One of these was Kitty, a 49-year-old female bonobo, who played a vital role in Brian's rehabilitation by tolerating his irrational fits of pique and always being ready to comfort him when he needed reassurance. A -year-old male called Lody provided him with protection.

There were times when Prosen and his colleagues doubted whether Brian would recover, but little by little he began to show signs of progress.

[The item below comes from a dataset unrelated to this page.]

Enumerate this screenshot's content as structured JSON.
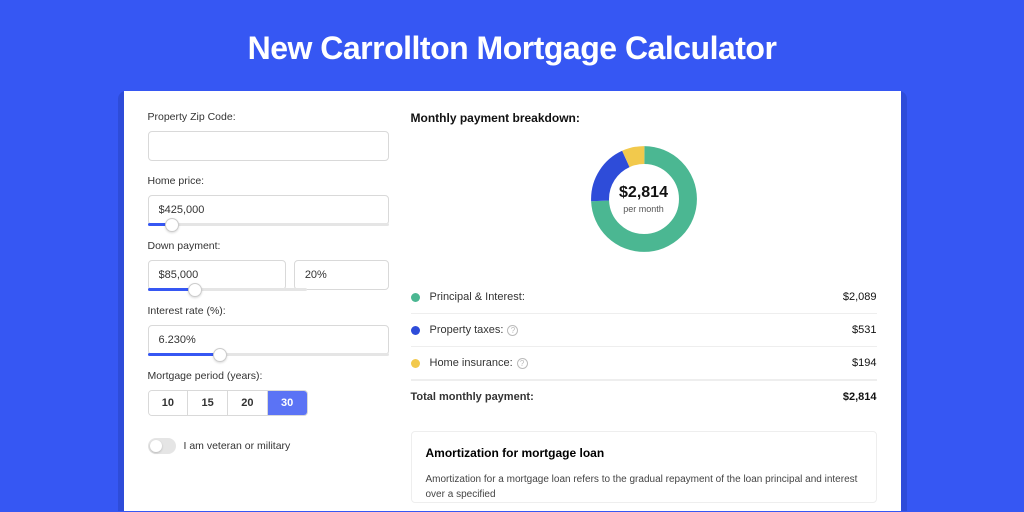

"He surprised everybody by showing decreasing anxiety, increasing playfulness and a steadily expanding maturity," says Prosen. He has recently been put on exhibit, something Prosen and zoo staff did not originally think possible.

"In his controlled environment, he has begun to view the world more calmly, and for the past year there has been no mental, verbal or physical abuse to or by Brian. A couple of the females are even starting to let him hold their babies. He grins and glows," says Prosen.

Prosen has little doubt that Brian suffered the effects of severe developmental deficit from the loss of his mother. He also believes that this is unlikely to be a rare phenomenon among primates in captivity. Yet there is reason to be optimistic. "I would be very foolish to make a comparison of one species with another, but I would say that it is apparent to me that bonobos are empathic continuously," he says.

Empathy is the key, Prosen insists. It was the empathy of Brian's companions, Kitty and Lody, that enabled them to play a central role in saving him. Cross-species, it enabled a group of humans to get to the heart of an ape's personal problems and devise an effective treatment. If anything, Prosen believes the bonobo's heightened empathy makes developmental deficits more repairable than in humans.

Today, Brian is a very different animal from the screaming, self-mutilating individual Milwaukee took charge of three years ago. He has some way to go before he could be called a well-adjusted ape, but he is now clearly one of the gang.

The zoo's reputation for helping highly disturbed animals continues to grow. Prosen has carved himself out a role as consulting psychiatrist and has helped other animals, such as Dick, a depressed orang-utan.

A couple of months ago, the keepers took delivery of a two-year-old bonobo, called Zuri, from another zoo. Maternal neglect had led to him being brought up by people. As a result he was unable to relate to his own kind. He would curl into a foetal position and cling to his blanket. After a few weeks, Brian was introduced to the infant. He walked over, stared hard at Zuri's terrified face and scooped him up into his arms. The keepers held their breath, but they need not have worried.

Brian clasped Zuri to his breast and calmed his cries. It was as if, Prosen remarks, he deeply empathised with the mental state of his new playmate and sought to fill that missing gap himself.